Comment une femme de 55 ans, amenée par les pompiers aux urgences de l’hôpital Lariboisière, à Paris, pour des céphalées, dans la nuit du 17 au 18 décembre 2018, a-t-elle pu échapper à la vigilance des soignants et être retrouvée morte dans la zone d’attente de ce service près de douze heures après son admission, sans avoir été examinée par un médecin ?

Pour expliquer cette défaillance dans la prise en charge, « il n’y a pas de faute individuelle d’un soignant, mais une série de dysfonctionnements qui n’ont pas permis d’arrêter le processus menant au drame », assure au Monde le professeur Dominique Pateron, le président de la collégiale des urgences de l’Assistance publique-Hôpitaux de Paris (AP-HP), à l’issue de sa mission d’enquête.
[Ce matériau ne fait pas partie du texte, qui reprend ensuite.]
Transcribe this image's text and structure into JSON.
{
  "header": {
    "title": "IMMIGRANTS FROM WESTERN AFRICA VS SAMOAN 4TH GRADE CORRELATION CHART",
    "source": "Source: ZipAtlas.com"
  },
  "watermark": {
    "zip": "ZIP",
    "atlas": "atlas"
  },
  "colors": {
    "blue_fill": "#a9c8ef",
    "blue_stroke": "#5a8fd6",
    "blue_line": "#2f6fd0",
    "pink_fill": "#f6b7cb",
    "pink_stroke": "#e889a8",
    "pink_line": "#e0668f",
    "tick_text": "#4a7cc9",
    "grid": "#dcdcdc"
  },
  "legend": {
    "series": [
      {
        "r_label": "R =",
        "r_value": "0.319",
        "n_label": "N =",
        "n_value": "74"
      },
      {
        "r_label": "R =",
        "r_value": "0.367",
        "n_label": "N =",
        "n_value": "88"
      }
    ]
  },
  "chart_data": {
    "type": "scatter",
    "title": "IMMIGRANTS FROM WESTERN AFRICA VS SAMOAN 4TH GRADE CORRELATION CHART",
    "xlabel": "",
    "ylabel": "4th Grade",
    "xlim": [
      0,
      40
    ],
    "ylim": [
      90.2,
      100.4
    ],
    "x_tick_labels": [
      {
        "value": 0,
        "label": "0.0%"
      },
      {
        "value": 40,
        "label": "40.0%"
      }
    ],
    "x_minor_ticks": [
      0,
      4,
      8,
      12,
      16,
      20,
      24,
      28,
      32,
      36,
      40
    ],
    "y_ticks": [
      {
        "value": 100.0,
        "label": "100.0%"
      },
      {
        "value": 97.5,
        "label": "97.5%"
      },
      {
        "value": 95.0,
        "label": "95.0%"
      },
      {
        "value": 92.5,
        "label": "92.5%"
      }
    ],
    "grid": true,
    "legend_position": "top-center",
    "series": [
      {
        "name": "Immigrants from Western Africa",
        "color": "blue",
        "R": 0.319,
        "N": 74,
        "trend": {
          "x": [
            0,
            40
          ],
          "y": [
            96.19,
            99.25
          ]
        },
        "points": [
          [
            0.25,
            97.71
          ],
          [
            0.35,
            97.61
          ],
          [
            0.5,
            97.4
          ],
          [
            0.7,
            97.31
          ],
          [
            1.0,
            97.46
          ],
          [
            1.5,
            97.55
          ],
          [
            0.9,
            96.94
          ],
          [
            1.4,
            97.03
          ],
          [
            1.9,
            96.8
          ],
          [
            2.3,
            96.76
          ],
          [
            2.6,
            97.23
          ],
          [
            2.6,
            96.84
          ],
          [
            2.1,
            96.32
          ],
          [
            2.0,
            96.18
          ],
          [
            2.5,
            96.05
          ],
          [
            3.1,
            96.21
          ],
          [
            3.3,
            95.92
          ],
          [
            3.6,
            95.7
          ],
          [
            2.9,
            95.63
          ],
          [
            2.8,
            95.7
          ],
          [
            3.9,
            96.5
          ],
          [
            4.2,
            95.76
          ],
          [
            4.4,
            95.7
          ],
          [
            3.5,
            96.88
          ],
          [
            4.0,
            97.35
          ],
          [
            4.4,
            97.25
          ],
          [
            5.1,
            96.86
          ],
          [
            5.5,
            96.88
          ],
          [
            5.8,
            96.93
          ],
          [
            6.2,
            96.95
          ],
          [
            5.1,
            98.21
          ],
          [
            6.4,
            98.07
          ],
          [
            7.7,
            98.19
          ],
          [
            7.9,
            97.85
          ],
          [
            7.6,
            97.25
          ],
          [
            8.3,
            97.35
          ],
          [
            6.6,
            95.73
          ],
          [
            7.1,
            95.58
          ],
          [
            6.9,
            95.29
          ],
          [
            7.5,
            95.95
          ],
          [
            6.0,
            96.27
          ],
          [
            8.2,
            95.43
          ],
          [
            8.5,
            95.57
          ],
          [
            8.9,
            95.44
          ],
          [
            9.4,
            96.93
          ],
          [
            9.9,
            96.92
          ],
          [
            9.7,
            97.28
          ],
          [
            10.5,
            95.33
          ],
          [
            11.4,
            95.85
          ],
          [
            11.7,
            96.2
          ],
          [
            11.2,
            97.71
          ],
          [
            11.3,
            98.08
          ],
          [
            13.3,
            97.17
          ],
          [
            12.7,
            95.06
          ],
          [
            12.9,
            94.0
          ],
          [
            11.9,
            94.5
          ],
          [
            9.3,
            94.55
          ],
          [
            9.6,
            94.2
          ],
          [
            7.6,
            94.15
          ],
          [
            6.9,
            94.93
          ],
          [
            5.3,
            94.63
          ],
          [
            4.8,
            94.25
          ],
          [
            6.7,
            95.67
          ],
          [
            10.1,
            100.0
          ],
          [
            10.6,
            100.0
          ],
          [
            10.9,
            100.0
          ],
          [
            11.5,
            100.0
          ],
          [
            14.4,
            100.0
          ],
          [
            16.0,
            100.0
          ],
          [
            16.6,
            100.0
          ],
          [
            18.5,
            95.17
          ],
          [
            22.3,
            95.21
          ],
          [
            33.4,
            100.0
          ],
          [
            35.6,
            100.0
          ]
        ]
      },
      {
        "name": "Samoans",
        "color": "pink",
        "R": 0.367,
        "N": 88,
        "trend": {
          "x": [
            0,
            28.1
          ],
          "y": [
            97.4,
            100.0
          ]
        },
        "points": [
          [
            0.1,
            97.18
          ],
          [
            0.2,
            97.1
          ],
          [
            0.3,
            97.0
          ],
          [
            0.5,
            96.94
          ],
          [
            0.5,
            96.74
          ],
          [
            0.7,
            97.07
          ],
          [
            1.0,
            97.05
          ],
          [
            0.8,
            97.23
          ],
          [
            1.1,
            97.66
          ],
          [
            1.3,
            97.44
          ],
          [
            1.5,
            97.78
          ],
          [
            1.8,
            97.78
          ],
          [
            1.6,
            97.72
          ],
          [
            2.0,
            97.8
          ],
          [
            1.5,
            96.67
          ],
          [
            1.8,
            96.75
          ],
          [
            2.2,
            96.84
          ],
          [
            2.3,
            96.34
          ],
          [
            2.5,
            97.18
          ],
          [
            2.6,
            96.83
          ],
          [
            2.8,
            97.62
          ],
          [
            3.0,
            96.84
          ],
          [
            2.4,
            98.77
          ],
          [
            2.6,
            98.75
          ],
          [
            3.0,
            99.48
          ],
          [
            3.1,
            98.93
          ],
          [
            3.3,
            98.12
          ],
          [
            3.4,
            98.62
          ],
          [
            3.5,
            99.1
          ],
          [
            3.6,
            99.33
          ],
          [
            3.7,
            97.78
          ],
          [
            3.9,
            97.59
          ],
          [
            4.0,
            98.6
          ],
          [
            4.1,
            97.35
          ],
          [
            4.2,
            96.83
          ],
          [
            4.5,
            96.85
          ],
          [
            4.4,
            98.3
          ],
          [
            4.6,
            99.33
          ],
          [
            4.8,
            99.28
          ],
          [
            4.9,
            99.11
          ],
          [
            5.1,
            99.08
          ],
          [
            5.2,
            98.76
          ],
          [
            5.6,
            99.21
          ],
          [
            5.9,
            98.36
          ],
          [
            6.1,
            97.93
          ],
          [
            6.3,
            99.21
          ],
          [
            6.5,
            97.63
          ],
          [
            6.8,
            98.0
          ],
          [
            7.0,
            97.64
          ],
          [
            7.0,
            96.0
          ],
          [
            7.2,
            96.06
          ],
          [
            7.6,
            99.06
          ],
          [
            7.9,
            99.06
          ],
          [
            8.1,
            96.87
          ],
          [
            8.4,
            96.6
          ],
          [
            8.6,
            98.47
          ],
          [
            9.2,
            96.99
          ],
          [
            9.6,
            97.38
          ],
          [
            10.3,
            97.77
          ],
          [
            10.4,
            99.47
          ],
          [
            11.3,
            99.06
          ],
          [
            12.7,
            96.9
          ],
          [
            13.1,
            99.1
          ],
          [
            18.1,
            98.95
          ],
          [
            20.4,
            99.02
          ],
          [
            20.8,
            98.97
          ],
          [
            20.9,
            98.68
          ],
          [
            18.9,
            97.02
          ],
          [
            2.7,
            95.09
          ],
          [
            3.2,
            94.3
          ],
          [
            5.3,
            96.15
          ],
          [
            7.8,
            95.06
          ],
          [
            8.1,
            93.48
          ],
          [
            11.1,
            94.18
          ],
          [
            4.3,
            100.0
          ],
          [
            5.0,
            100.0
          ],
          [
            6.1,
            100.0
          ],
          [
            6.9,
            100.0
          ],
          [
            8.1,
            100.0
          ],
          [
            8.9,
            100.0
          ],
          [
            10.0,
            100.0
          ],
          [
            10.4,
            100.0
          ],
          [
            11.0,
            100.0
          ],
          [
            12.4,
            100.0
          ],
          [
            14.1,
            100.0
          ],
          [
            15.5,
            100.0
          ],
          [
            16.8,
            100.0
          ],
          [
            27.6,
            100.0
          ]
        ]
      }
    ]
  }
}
Demandé par la direction du groupe hospitalier et l’agence régionale de santé d’Ile-de-France, ce rapport, publié lundi 14 janvier, ne s’attache pas aux causes du décès – inconnues à ce jour – mais aux « processus » et aux « organisations » des urgences de Lariboisière.

Le 17 décembre, la patiente est amenée par la brigade des sapeurs-pompiers à 18 h 17, enregistrée à l’accueil des urgences à 18 h 40, puis placée sur un brancard dans la salle d’attente du circuit dit « court », où transitent la majorité des personnes en attente de soins. Une infirmière la voit à 19 heures puis à 21 heures. Mais lorsque vers minuit une aide-soignante l’appelle à quatre reprises – dont une fois devant l’entrée des urgences – pour qu’elle puisse être enfin examinée par un médecin, plus de cinq heures après son admission, elle ne répond pas.

« Surveillance pas conforme »

A 23 h 55, elle est marquée comme « ne répondant pas à l’appel » et à 1 h 18, elle est déclarée « en fugue », c’est-à-dire rayée des listes. Et ce n’est qu’à 6 heures du matin qu’une aide-soignante, la découvrant inanimée sur son brancard, alerte ses collègues et effectue le transfert dans la salle des urgences vitales. Le décès est constaté après dix minutes de manœuvres de réanimation.

« La surveillance de la patiente n’a pas été conforme aux procédures internes », estime le rapport. La patiente aurait par exemple du être vue au moins deux fois entre 21 heures et 1 h 18, l’heure où elle est déclarée « en fuite ». Et avant de la rayer des listes, il aurait fallu vérifier systématiquement tous les bracelets des patients présents dans les zones de surveillance, comme le prévoit le protocole mis en place après le décès en février 2014 dans des conditions similaires d’une femme de 61 ans aux urgences de l’hôpital Cochin, à Paris.

« Vu les conditions extrêmement difficiles ce soir-là, ce n’était pas réalisable », reconnaît le professeur Pateron. Au moment où la patiente est appelée, vers minuit, une quarantaine de patients se trouvent dans la zone d’attente du circuit court, dont une dizaine sur des brancards. Au cours de la journée du 17 décembre, « l’activité était très soutenue » dans le plus gros service d’urgence de l’AP-HP, avec 249 passages enregistrés, contre 230 en moyenne.

Phénomène d’« entonnoir »

« Les dysfonctionnements s’expliquent notamment par la forte fréquentation, les capacités du service à fonctionner correctement étaient dépassées ce soir-là », estime Dominique Pateron. La présence du personnel paramédical était pourtant « conforme au planning prévisionnel » du service et les règles générales d’organisation concernant le tri et le fonctionnement des zones d’examen du service ont été « respectées », est-il noté dans le rapport.

Des problèmes plus structurels sont mis en avant. Le « ratio des effectifs médicaux au regard de l’activité » aux urgences de Lariboisière est par exemple inférieur à celui des autres urgences de l’AP-HP : avec 23,5 médecins là où il en faudrait 28 pour atteindre la moyenne du groupe.

Il existerait par ailleurs un « problème global d’insuffisance de surface » et de nombre de box d’examen. Ce qui aboutit, selon la mission d’enquête, « la plupart des soirées à un phénomène “d’entonnoir” » et à « un nombre important de patients en attente d’examen médical ». Résultat : cette zone, qui se retrouve, par la situation géographique de l’hôpital, à accueillir « de nombreuses personnes précaires en détresse avec ou sans pathologie », est « souvent saturée et insuffisamment surveillée ».

La direction de l’AP-HP a annoncé lundi une batterie de mesures destinées à améliorer l’organisation des urgences de Lariboisière. Des renforts de personnels médicaux et paramédicaux sont programmés, un aide-soignant étant déjà affecté depuis le 2 janvier à la surveillance des patients de la salle d’attente du circuit court. Tous les personnels soignants et médicaux seront par ailleurs « formés ou reformés » dans les deux prochains mois aux procédures d’identito-vigilance.